Last modified: 2014-09-22 15:21:52 UTC
Mediawiki has the extracts api function. It should be implemented in Pywikibot too. * prop=extracts (ex) * Returns plain-text or limited HTML extracts of the given page(s) https://www.mediawiki.org/wiki/Extension:TextExtracts#API This module requires read rights Parameters: exchars - How many characters to return, actual text returned might be slightly longer.

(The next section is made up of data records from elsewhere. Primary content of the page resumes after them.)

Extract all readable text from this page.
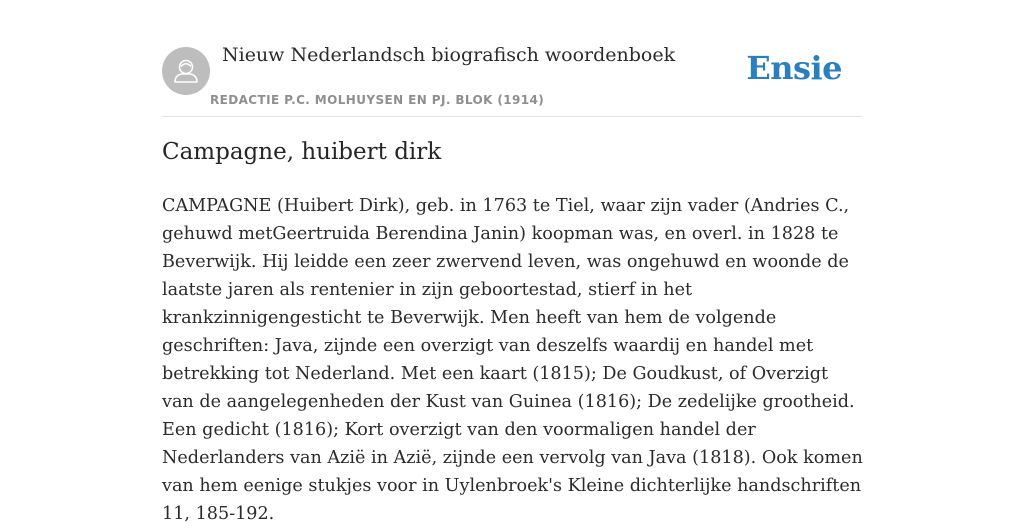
Nieuw Nederlandsch biografisch woordenboek
REDACTIE P.C. MOLHUYSEN EN PJ. BLOK (1914)
Ensie
Campagne, huibert dirk

CAMPAGNE (Huibert Dirk), geb. in 1763 te Tiel, waar zijn vader (Andries C., gehuwd metGeertruida Berendina Janin) koopman was, en overl. in 1828 te Beverwijk. Hij leidde een zeer zwervend leven, was ongehuwd en woonde de laatste jaren als rentenier in zijn geboortestad, stierf in het krankzinnigengesticht te Beverwijk. Men heeft van hem de volgende geschriften: Java, zijnde een overzigt van deszelfs waardij en handel met betrekking tot Nederland. Met een kaart (1815); De Goudkust, of Overzigt van de aangelegenheden der Kust van Guinea (1816); De zedelijke grootheid. Een gedicht (1816); Kort overzigt van den voormaligen handel der Nederlanders van Azië in Azië, zijnde een vervolg van Java (1818). Ook komen van hem eenige stukjes voor in Uylenbroek's Kleine dichterlijke handschriften 11, 185-192.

The value must be no less than 1 exsentences - How many sentences to return The value must be between 1 and 10 exlimit - How many extracts to return No more than 20 (20 for bots) allowed Default: 1 exintro - Return only content before the first section explaintext - Return extracts as plaintext instead of limited HTML exsectionformat - How to format sections in plaintext mode: plain - No formatting wiki - Wikitext-style formatting == like this == raw - This module's internal representation (section titles prefixed with <ASCII 1><ASCII 2><section level><ASCII 2><ASCII 1> One value: plain, wiki, raw Default: wiki excontinue - When more results are available, use this to continue exvariant - Convert content into this language variant` Example: Get a 175-character extract: api.php?action=query&prop=extracts&exchars=175&titles=Therion https://nl.wikipedia.org/w/api.php?action=query&prop=extracts&exchars=175&titles=Nicolaas_IJzendoorn&format=json
How do you intend to use this?
I'm already using it to extract date of birth and date of death. Extracts already gets rid of the infobox template or image so I don't have to do that myself.
Why not extract those dates from the infobox?
A lot of articles don't have an infobox with this information.